In una conversazione captata in Spagna nell'auto di uno degli indagati nel giugno del 2020, quando Milano iniziava a rialzarsi dopo la prima ondata della pandemia da Covid-19, due dei protagonisti di questa storia si lasciano andare a una serie di considerazioni piuttosto interessanti e contro intuitive. «A Milano anche se hai la bianca (la cocaina, ndr), ce l'hanno tutti. Non si vende facilmente. Perché ce l'hanno gli altri... Noi abbiamo tenuto la bianca in casa per mesi», dice uno all'altro, proseguendo: «Io ho ordinato sempre tanto ed è rimasta in casa, perché? Perché ce l'hanno tutti! È una cosa che non va così tanto come questa (la marijuana, ndr). Quando vendevo io la bianca con P. si vendeva, perché a noi appena ci arrivava la cedevamo direttamente perché non ce n'era tanta in giro, non trafficavano tutti, invece adesso anche le donne lo fanno. Lo fanno tutti, gli italiani sono una razza che non ha paura. Anche se finiscono in carcere, loro fanno (spacciano, ndr) droga lo stesso».

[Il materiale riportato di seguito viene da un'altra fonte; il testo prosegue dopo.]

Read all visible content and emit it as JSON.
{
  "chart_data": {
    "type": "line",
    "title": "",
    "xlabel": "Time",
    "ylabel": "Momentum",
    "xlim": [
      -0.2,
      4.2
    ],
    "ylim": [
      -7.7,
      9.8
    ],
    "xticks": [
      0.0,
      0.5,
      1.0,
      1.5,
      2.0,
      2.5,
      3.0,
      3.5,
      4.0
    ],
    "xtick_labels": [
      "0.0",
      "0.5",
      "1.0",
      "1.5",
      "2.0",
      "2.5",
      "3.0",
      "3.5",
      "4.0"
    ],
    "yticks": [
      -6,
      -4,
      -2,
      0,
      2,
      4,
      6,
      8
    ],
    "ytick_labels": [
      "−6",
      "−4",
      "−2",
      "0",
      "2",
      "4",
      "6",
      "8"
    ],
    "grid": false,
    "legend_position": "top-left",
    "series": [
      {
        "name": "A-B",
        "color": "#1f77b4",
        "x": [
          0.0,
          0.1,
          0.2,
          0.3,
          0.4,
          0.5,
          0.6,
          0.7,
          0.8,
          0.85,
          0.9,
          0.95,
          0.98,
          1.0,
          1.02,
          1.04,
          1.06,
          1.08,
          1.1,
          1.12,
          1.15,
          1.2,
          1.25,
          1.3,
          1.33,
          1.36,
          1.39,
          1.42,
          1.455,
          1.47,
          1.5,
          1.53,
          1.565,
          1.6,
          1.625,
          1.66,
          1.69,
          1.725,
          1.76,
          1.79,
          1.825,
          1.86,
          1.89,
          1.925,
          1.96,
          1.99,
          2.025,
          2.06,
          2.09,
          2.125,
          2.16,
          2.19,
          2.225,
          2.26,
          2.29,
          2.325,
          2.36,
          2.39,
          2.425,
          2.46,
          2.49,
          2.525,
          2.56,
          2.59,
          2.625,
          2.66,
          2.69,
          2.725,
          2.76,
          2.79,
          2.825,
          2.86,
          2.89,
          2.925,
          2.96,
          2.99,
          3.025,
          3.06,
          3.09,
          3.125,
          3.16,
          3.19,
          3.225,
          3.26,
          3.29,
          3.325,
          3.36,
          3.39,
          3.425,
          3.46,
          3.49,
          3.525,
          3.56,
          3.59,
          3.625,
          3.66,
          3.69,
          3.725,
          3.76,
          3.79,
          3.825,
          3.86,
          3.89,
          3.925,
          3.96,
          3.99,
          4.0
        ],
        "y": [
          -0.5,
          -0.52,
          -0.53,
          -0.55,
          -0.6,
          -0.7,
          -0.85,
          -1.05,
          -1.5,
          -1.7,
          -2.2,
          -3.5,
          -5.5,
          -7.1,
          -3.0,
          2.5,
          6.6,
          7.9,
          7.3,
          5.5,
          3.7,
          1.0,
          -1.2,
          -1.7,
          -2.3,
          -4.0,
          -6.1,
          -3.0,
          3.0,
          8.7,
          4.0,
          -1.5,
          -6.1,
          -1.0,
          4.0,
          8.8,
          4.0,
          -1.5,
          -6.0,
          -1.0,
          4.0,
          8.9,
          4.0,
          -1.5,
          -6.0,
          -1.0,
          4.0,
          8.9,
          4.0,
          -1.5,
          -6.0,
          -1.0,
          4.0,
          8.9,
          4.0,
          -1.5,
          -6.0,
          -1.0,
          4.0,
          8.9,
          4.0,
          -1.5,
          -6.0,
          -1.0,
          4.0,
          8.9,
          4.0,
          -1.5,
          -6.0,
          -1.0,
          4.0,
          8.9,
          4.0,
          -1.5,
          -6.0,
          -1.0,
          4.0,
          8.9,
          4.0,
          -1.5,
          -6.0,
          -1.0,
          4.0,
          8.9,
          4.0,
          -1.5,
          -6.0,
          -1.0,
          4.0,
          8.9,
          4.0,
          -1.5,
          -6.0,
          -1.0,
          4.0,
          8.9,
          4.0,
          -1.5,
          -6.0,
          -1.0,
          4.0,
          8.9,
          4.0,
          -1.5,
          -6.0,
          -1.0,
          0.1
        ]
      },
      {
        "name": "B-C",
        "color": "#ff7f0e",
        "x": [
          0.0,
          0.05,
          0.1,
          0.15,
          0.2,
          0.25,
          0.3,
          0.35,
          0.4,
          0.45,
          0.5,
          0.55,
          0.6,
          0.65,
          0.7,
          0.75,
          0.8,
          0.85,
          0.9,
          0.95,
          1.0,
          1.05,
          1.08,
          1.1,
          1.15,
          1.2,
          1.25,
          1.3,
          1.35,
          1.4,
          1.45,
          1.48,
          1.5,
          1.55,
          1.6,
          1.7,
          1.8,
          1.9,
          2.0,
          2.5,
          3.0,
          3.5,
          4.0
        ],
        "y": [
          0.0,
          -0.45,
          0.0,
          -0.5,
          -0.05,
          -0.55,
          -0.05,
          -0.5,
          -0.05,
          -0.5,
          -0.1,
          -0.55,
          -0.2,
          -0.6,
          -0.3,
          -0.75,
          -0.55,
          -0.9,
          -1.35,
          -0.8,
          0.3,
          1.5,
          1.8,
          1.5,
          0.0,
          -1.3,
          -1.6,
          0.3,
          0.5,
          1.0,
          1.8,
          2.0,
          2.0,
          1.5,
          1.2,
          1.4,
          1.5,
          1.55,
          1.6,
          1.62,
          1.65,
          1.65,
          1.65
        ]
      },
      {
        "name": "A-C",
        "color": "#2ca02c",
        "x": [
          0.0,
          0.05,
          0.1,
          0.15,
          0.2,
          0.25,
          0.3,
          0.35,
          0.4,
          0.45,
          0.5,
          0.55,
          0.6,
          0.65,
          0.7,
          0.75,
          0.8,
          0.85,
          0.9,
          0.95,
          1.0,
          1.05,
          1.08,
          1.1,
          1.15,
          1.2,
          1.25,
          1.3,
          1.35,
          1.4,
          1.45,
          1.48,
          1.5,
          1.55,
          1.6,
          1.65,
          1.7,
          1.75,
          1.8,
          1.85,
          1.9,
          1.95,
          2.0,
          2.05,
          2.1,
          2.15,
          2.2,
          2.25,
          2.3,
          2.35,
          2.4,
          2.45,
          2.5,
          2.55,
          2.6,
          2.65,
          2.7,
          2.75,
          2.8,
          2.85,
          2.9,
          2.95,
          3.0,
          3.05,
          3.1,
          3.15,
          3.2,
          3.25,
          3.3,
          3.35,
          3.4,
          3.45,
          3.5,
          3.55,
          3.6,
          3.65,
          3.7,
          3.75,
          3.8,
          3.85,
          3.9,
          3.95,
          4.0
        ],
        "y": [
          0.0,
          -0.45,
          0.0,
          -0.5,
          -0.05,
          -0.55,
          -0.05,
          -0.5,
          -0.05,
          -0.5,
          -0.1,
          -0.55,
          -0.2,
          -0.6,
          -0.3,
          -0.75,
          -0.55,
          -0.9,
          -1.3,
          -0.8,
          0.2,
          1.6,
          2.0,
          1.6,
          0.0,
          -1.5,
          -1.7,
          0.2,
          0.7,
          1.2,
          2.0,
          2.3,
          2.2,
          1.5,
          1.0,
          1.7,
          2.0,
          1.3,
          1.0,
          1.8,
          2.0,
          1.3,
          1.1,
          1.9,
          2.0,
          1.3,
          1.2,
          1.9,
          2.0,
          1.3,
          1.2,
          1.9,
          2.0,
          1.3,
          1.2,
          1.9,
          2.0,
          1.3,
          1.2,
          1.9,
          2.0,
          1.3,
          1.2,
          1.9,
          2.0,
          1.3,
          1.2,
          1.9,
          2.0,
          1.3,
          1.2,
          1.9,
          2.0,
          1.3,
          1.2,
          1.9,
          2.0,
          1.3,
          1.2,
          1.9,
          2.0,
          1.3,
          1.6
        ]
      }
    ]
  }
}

L’eccessiva offerta rispetto alla domanda di cocaina sulla piazza di Milano, commenta il gip di Milano nell'ordinanza, era divenuta tale che lo stesso loro stabile acquirente aveva momentaneamente cessato di trafficare in tale tipologia di stupefacente «E. prendeva otto (chilogrammi, ndr) a settimana! Otto a settimana! Perché c'era lavoro. Invece adesso gli dai la bianca e ti dice «non la voglio, non ho dove portarla». Otto a settimana la comprava con i soldi in mano giuro sulla testa dei miei figli! Avevo due punti di guadagno (2mila euro al chilo, ndr), sono 16mila a settimana. Come non si fanno i soldi? Si fanno eccome. Tu puoi dire: non c'è più in Italia perché lo fanno tutti. Fanno tutti droga».
Questa constatazione, scrive il gip, aveva spinto i due indagati a diversificare la loro attività, prevedendo di inserirsi nel mercato della marijuana del tipo Amnesia e hashish tipo Kritical, anche se il margine di guadagno sarebbe stato inferiore rispetto a quello che la cocaina garantiva un tempo. Per tale ragione, avevano pianificato e stavano realizzando grosse coltivazioni nel territorio spagnolo, geograficamente e logisticamente vicino all’Italia, che sono state oggetto di sequestro in collaborazione con la Brigata regional della polizia spagnola. La piantagione di cannabis più imponente era nascosta in una zona boschiva dell'area naturale di Noguera Ribagorzana. Ma ce n'era altra indoor. Sono state sequestrate 7.875 piante per un peso complessivo di quasi 5,8 tonnellate e un valore di mercato di 20 milioni di euro.